Hiring Experts in Mediation – It’s very Different than in Litigation

In both mediated cases and those litigated in court, experts may become involved; but their roles can be very different, depending on which process they are involved in.

A psychologist in a litigated case:

In a divorce case where there are children, a forensic psychologist will most likely be appointed by the judge, if the parents are involved in a custody dispute.

In large part, the job of the psychologist is to determine who is the better parent. And, who is the worse parent. The reason for this is that the issue in court is essentially, “Who will get custody of the children?” Someone will ‘win’, and someone will ‘lose’.

Parents and children will meet with the psychologist, separately. Many of the questions asked may be intrusive. Often, one or both parents is frightened of “losing the children”. Even loving and nurturing parents can be tempted to coach their children, telling them what to say to this mental health expert whose report may well have a significant impact on the outcome of the litigation. Unfortunately, a few parents will ask or tell the children to lie, and the consequences can be devastating and long lasting, for instance, when a child is instructed to allege abuse where no abuse has taken place.

A psychologist in a mediated case:

In mediation, the question is not “Which of you will get the children?”, but rather, “How will each of you (Mom and Dad) spend time with your children, so that you can be the best parents you can be to them, and so that your children can get the most from both of you?”* [Please note that I am not talking about a situation where there may be abuse; that is another discussion.]  Usually, parents are able to answer this question on their own, without looking to a mental health professional.

But, if a psychologist or other mental health professional is needed during mediation, the purpose might well be to have a child meet with that person to help the child, by engaging in play therapy, let’s say, where the child’s play or drawings might reveal anxieties that can then be addressed. The child can then be helped to feel more secure; the adjustments and transitions made easier and less scary.

A financial expert in litigation:

In a court case, you might hire someone to tell the court how much the marital home is worth. Your spouse might do the same. It is likely that your experts will come back with different determinations as to what the value of the home is: Probably your expert will state a number or range that favors you; and your spouse’s expert will give a figure or range that favors her or him.

Possibly, the court may ask that a third expert be hired to settle the disagreement between the original two.

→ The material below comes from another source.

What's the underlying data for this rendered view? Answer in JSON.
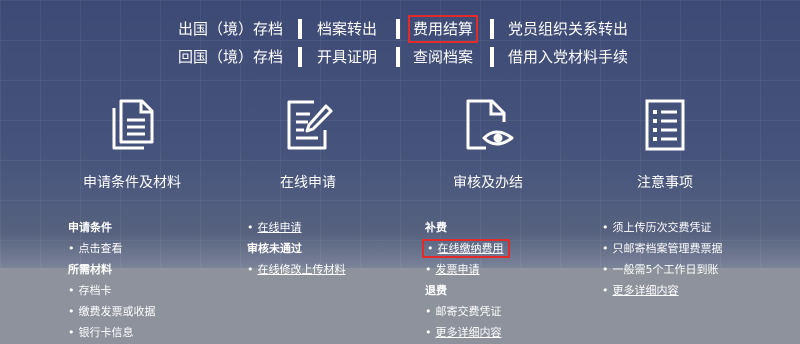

A financial expert in Mediation:

In mediation, you and your spouse would discuss the need for an expert to put a value on the house; and then, if you were to jointly decide that it would be worthwhile to hire someone, you would determine how to choose a qualified professional acceptable to both of you. You would decide on how to handle the person’s fee, perhaps splitting it in some fashion; perhaps not. Either way, there would be only one expert to hire regarding this question, saving you money as a couple. You could instruct the expert to provide the most neutral and balanced appraisal possible.

Conclusion:

In mediation, you have the choice of calling upon an expert to provide solid information or to assist in solving a problem.  By contrast, in court, a judge may make such a decision for you; and there, the circumstances and the outcome may feel much more threatening.

*Paraphrasing Erickson and McKnight Erickson, Family Mediation Casebook:  Theory and Process.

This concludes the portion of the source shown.